Harvath had no intention of doing anything the man asked of him. “If you’re going to shoot me, go ahead and pull the trigger.”
“That would be too easy. I have something else in mind for you. Now drop those axes. I will not ask you again.”
“Fuck you,” Harvath responded.
Alomari stepped forward and struck him again with his weapon, this time twice as hard.
Harvath’s head spun and he saw stars, but he wasn’t going to go down without a fight. Trying to focus on the al-Qaeda operative, he gathered his strength and lunged at the man with all his might.
Despite his shoulder injury, Alomari easily sidestepped the attack and watched as, even with his crampons on, Harvath lost his footing and banged his head against the entrance to one of the tunnels.
Before Harvath could slide to the ground, Alomari was on him. The powerful killer pulled him up by the neck of his parka and then swung his machine pistol around hard into Harvath’s solar plexus, knocking the wind from him. As Harvath doubled over in pain, Alomari came up from below with a searing punch that connected with Harvath’s jaw and snapped his head straight back.

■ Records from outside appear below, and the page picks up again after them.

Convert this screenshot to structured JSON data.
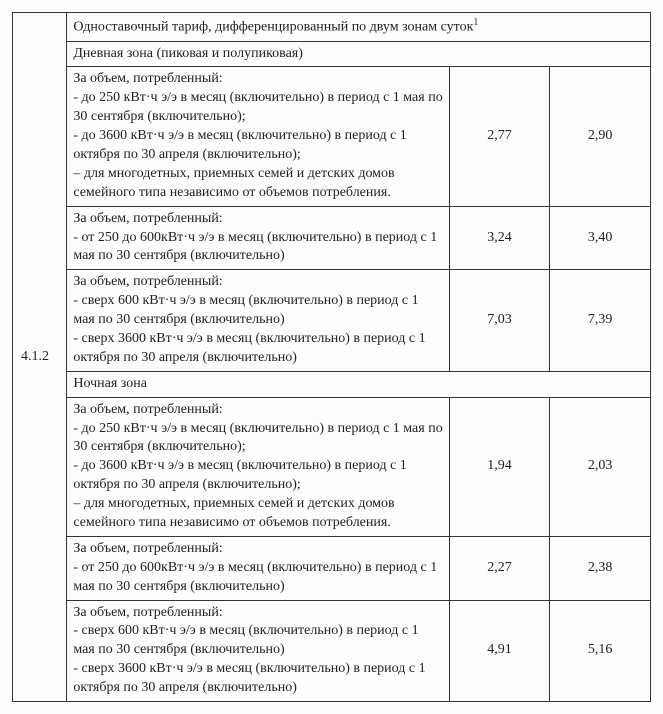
{
  "table": {
    "section_number": "4.1.2",
    "header_main": "Одноставочный тариф, дифференцированный по двум зонам суток",
    "header_main_sup": "1",
    "zone_day_header": "Дневная зона (пиковая и полупиковая)",
    "zone_night_header": "Ночная зона",
    "rows": [
      {
        "desc": "За объем, потребленный:\n- до 250 кВт·ч э/э в месяц (включительно) в период с 1 мая по 30 сентября (включительно);\n- до 3600 кВт·ч э/э в месяц (включительно) в период с 1 октября по 30 апреля (включительно);\n– для многодетных, приемных семей и детских домов семейного типа независимо от объемов потребления.",
        "v1": "2,77",
        "v2": "2,90"
      },
      {
        "desc": "За объем, потребленный:\n- от 250 до 600кВт·ч э/э в месяц (включительно) в период с 1 мая по 30 сентября (включительно)",
        "v1": "3,24",
        "v2": "3,40"
      },
      {
        "desc": "За объем, потребленный:\n- сверх 600 кВт·ч э/э в месяц (включительно) в период с 1 мая по 30 сентября (включительно)\n- сверх 3600 кВт·ч э/э в месяц (включительно) в период с 1 октября по 30 апреля (включительно)",
        "v1": "7,03",
        "v2": "7,39"
      },
      {
        "desc": "За объем, потребленный:\n- до 250 кВт·ч э/э в месяц (включительно) в период с 1 мая по 30 сентября (включительно);\n- до 3600 кВт·ч э/э в месяц (включительно) в период с 1 октября по 30 апреля (включительно);\n– для многодетных, приемных семей и детских домов семейного типа независимо от объемов потребления.",
        "v1": "1,94",
        "v2": "2,03"
      },
      {
        "desc": "За объем, потребленный:\n- от 250 до 600кВт·ч э/э в месяц (включительно) в период с 1 мая по 30 сентября (включительно)",
        "v1": "2,27",
        "v2": "2,38"
      },
      {
        "desc": "За объем, потребленный:\n- сверх 600 кВт·ч э/э в месяц (включительно) в период с 1 мая по 30 сентября (включительно)\n- сверх 3600 кВт·ч э/э в месяц (включительно) в период с 1 октября по 30 апреля (включительно)",
        "v1": "4,91",
        "v2": "5,16"
      }
    ]
  }
}
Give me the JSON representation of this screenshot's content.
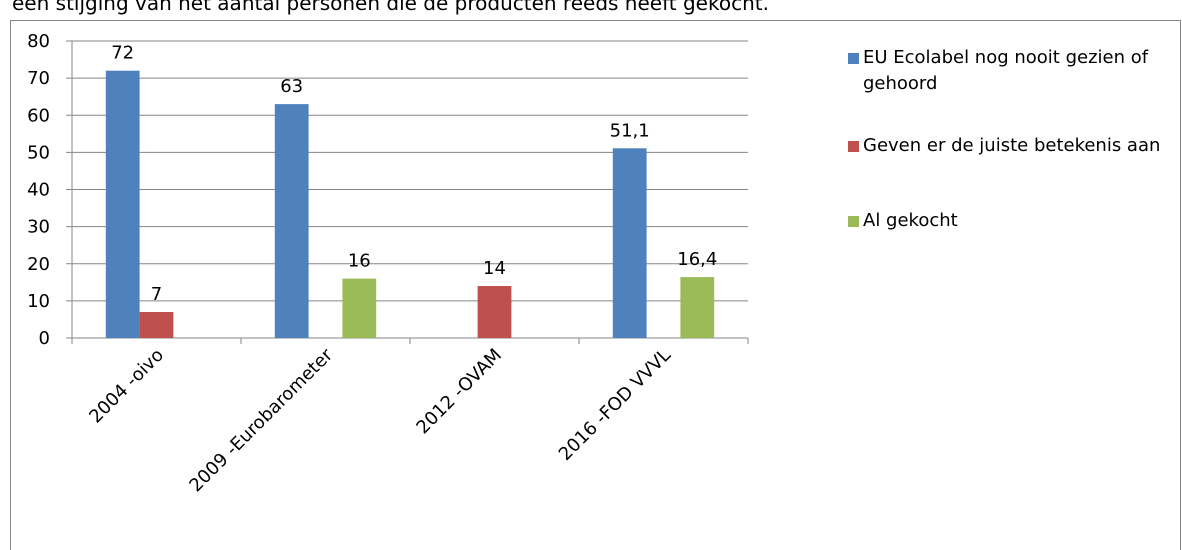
{
  "intro": "een stijging van het aantal personen die de producten reeds heeft gekocht.",
  "chart_data": {
    "type": "bar",
    "categories": [
      "2004 -oivo",
      "2009 -Eurobarometer",
      "2012 -OVAM",
      "2016 -FOD VVVL"
    ],
    "series": [
      {
        "name": "EU Ecolabel nog nooit gezien of gehoord",
        "color": "#4f81bd",
        "values": [
          72,
          63,
          null,
          51.1
        ],
        "value_labels": [
          "72",
          "63",
          null,
          "51,1"
        ]
      },
      {
        "name": "Geven er de juiste betekenis aan",
        "color": "#c0504d",
        "values": [
          7,
          null,
          14,
          null
        ],
        "value_labels": [
          "7",
          null,
          "14",
          null
        ]
      },
      {
        "name": "Al gekocht",
        "color": "#9bbb59",
        "values": [
          null,
          16,
          null,
          16.4
        ],
        "value_labels": [
          null,
          "16",
          null,
          "16,4"
        ]
      }
    ],
    "ylim": [
      0,
      80
    ],
    "yticks": [
      0,
      10,
      20,
      30,
      40,
      50,
      60,
      70,
      80
    ],
    "grid": true,
    "legend": "right"
  }
}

Harvath flailed his arms, trying to grab onto anything to break his fall, but got nothing but air. What finally broke his fall was the icy ground, and when it did, Harvath’s head hit it with such a loud smack it echoed throughout the cavern and into the tunnels. Once again, he saw stars, but this time there was something more, an overwhelming blackness that threatened to completely overcome him. Harvath fought it off. The only hope he had of staying alive was staying conscious. Alomari was playing with him, but the minute Harvath passed out, the assassin would finish him off. He knew it as sure as he knew he never should have left his gun in his backpack.
Rolling over onto his stomach, Harvath struggled to get up onto his knees. When he did, Alomari kicked him hard, right in the ribs and right in the same place he’d been kicked by the security guard at Sotheby’s two days before.